Durante il dialogo pubblico con Spissu, moderato da Luciano Tancredi, la presidente ha affrontato anche i temi della pianificazione energetica, della transizione ecologica e della necessità di un confronto pubblico informato, non ideologico.

“Serve equilibrio: dobbiamo proteggere il paesaggio ma al tempo stesso garantire energia pulita e accessibile. La qualità della vita e la competitività delle imprese dipendono da questo”.


Acri: innovazione e coesione sociale come missione delle fondazioni

Il presidente di Acri Giovanni Azzone ha portato una riflessione ampia sul ruolo nazionale delle fondazioni:

“Il tema delle connessioni è la nostra missione: rendere forti le comunità significa favorire insieme innovazione e coesione sociale. Non c’è progresso senza equità, e non c’è equità senza innovazione”.

Azzone ha richiamato anche l’urgenza di affrontare il fenomeno dei NEET, una delle fragilità più gravi del Paese:

“Le fondazioni possono essere un ponte tra scuole, terzo settore e imprese, creando percorsi di orientamento, formazione e inserimento lavorativo.
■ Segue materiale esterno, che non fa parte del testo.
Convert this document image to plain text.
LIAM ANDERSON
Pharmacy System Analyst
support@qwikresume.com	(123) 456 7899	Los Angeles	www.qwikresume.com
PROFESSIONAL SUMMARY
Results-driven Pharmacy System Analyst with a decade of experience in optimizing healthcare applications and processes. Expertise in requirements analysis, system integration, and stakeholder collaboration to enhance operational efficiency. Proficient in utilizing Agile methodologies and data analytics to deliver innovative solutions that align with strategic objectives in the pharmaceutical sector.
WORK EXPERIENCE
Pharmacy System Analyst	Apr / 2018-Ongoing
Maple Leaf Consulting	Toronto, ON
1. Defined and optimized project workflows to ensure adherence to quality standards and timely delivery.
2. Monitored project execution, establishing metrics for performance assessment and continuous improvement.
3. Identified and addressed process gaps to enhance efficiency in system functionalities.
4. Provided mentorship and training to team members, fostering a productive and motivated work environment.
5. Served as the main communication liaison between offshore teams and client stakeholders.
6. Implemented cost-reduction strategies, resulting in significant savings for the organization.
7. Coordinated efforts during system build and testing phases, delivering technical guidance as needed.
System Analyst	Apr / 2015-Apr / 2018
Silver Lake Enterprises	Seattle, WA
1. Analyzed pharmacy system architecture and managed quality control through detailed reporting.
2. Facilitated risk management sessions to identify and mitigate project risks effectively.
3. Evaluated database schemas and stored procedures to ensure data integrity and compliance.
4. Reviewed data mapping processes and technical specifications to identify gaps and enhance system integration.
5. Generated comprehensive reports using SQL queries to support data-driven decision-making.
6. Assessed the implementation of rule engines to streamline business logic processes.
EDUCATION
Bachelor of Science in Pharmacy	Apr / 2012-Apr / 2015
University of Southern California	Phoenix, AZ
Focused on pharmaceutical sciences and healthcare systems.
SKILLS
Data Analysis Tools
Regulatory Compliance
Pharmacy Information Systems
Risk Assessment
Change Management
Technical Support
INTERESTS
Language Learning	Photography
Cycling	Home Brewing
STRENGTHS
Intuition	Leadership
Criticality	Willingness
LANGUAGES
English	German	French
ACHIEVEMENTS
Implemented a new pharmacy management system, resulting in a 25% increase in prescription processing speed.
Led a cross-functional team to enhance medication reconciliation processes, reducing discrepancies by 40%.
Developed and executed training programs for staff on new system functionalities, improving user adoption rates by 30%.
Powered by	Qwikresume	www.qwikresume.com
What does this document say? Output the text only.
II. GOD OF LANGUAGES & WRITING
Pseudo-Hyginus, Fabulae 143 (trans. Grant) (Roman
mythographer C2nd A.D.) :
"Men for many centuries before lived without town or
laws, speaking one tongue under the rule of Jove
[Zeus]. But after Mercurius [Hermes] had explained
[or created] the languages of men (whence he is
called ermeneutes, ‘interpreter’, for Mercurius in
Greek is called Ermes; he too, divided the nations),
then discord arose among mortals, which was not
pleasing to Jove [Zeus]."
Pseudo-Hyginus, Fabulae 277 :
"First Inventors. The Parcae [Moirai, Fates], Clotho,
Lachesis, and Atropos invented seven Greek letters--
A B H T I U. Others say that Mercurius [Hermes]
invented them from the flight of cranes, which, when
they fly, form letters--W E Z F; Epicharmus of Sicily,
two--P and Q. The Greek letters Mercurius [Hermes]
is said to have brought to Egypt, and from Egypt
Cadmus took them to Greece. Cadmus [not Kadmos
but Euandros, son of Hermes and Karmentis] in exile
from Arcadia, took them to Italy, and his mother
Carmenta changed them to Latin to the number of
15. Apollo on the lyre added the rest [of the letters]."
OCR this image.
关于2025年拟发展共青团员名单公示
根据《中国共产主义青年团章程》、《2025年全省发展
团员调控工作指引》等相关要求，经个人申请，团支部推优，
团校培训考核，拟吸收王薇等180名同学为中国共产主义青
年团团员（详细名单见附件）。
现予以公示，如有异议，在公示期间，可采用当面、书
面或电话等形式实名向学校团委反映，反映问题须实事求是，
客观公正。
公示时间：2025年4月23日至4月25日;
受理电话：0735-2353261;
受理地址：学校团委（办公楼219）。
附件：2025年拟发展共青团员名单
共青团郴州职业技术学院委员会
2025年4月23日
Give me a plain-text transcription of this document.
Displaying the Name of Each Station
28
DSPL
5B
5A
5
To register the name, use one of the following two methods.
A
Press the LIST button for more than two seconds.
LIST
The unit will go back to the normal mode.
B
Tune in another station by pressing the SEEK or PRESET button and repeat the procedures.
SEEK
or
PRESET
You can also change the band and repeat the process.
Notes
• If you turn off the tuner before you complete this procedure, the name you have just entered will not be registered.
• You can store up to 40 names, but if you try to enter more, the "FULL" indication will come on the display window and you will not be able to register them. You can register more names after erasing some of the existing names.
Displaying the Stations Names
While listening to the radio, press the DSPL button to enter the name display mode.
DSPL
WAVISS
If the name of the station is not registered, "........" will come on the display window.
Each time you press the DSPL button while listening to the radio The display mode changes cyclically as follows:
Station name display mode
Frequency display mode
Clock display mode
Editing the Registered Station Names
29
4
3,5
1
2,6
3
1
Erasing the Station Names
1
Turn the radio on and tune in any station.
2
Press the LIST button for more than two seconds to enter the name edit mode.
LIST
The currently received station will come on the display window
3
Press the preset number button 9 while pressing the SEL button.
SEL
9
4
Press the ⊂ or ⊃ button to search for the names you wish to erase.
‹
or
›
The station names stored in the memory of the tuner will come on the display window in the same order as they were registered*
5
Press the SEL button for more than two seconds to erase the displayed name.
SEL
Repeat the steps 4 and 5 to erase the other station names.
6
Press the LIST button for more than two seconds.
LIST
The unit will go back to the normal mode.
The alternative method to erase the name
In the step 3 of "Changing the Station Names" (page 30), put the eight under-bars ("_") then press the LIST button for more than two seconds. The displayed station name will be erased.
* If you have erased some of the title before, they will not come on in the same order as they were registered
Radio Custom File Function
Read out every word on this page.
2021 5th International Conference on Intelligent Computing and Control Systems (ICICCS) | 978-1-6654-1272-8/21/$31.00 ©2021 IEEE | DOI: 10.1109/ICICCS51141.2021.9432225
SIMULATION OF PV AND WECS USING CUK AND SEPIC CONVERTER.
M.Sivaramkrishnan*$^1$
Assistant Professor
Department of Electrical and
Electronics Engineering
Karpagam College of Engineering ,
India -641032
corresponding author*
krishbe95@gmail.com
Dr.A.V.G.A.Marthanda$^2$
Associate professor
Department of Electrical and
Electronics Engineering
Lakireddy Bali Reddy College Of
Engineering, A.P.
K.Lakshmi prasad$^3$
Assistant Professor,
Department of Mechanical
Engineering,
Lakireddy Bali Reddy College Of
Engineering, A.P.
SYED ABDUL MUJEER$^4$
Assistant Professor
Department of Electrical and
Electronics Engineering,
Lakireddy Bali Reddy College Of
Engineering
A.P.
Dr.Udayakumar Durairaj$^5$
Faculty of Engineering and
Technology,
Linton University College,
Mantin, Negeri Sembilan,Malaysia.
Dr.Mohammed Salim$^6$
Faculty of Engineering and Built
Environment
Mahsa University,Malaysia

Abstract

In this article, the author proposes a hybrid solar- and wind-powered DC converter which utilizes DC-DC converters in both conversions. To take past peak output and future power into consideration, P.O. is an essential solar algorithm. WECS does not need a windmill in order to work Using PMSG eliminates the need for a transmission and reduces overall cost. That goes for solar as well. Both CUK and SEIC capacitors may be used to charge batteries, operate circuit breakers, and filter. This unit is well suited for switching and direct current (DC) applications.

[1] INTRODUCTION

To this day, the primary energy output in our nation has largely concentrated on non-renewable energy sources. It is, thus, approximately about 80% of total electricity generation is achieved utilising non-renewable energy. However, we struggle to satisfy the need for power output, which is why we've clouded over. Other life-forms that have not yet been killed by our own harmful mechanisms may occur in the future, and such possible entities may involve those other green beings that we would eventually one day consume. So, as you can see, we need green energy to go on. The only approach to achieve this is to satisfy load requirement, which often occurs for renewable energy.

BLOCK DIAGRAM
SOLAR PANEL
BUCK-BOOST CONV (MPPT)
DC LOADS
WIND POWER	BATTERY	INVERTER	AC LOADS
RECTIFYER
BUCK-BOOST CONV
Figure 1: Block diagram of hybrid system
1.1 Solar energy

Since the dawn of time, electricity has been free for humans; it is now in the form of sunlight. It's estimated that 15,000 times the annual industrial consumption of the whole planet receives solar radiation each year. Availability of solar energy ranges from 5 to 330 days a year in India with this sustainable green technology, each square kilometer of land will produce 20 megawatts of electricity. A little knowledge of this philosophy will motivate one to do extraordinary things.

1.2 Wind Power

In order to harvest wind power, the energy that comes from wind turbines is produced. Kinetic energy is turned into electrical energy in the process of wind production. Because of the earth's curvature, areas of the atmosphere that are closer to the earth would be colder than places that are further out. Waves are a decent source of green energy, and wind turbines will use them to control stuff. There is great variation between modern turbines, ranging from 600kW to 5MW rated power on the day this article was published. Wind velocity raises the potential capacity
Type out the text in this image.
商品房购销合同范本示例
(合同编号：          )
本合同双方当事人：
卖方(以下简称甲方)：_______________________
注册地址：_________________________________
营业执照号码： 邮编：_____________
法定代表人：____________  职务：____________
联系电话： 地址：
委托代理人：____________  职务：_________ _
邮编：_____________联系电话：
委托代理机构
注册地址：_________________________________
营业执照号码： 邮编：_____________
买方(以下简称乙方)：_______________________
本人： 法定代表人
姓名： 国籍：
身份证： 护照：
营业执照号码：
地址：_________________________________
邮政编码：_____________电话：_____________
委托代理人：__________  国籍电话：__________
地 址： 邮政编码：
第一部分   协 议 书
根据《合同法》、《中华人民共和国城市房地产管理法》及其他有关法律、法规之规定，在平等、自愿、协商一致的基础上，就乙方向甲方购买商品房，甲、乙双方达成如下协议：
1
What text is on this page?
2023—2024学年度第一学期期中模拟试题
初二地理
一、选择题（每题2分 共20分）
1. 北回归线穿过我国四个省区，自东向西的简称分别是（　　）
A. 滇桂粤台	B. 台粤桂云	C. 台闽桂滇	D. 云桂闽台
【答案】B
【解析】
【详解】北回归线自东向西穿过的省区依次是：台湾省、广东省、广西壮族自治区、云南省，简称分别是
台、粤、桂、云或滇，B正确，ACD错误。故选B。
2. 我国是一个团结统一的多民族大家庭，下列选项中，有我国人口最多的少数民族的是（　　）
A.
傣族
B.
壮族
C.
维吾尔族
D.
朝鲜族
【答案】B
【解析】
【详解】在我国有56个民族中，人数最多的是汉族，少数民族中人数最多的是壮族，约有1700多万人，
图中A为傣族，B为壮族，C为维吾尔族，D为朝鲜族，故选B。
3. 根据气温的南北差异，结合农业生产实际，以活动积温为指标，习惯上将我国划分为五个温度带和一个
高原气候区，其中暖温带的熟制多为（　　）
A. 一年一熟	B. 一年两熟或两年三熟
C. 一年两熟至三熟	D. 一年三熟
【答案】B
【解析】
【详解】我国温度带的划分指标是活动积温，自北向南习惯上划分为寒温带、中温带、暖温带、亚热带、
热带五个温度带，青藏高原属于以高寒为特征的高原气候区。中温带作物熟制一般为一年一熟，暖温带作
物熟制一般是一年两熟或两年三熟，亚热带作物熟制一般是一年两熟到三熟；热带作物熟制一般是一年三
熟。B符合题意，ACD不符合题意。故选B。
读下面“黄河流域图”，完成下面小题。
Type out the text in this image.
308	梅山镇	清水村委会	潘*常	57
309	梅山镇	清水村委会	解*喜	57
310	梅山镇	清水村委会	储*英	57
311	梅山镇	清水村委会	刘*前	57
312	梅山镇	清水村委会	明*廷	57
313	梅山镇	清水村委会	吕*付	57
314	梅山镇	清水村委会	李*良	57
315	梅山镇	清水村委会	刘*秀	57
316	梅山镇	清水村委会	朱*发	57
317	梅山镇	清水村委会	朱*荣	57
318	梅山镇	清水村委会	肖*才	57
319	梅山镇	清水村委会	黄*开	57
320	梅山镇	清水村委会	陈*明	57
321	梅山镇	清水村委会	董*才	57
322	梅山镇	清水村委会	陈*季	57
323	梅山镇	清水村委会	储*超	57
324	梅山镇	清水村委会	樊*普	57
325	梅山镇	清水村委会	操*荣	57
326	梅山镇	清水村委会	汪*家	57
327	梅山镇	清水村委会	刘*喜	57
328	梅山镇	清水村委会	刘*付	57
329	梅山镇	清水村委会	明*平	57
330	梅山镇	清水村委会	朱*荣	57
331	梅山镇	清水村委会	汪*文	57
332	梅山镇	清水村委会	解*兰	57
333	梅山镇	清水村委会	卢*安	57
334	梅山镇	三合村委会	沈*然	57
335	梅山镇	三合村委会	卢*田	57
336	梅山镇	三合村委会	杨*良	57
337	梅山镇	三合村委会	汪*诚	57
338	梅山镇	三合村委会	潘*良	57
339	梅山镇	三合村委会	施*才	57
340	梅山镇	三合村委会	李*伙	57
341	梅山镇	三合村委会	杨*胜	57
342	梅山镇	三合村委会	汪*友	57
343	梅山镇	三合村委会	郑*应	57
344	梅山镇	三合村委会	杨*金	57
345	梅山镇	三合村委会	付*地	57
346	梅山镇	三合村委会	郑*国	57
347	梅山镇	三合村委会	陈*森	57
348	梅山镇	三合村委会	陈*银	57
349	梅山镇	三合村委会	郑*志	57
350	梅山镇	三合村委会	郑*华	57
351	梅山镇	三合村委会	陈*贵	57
Non possiamo permetterci di perdere una generazione”.


Musica e immagini per chiudere la prima giornata

La giornata inaugurale si è conclusa con una suggestiva performance del musicista Gavino Murgia, che ha mescolato suoni e immagini in un dialogo evocativo e multisensoriale, perfetto per sintetizzare l’anima del festival: un luogo di incontro, contaminazione e immaginazione condivisa.


Connessioni Future 2025: un festival che cresce

Con questa prima giornata, Connessioni Future 2025 ha confermato la propria identità di spazio pubblico di riflessione e di progettazione, aperto a tutte le componenti della società sarda.

Nei prossimi giorni il festival affronterà gli altri due poli fondamentali – educazione e cultura, innovazione – con workshop, masterclass, tavole rotonde e incontri aperti al pubblico.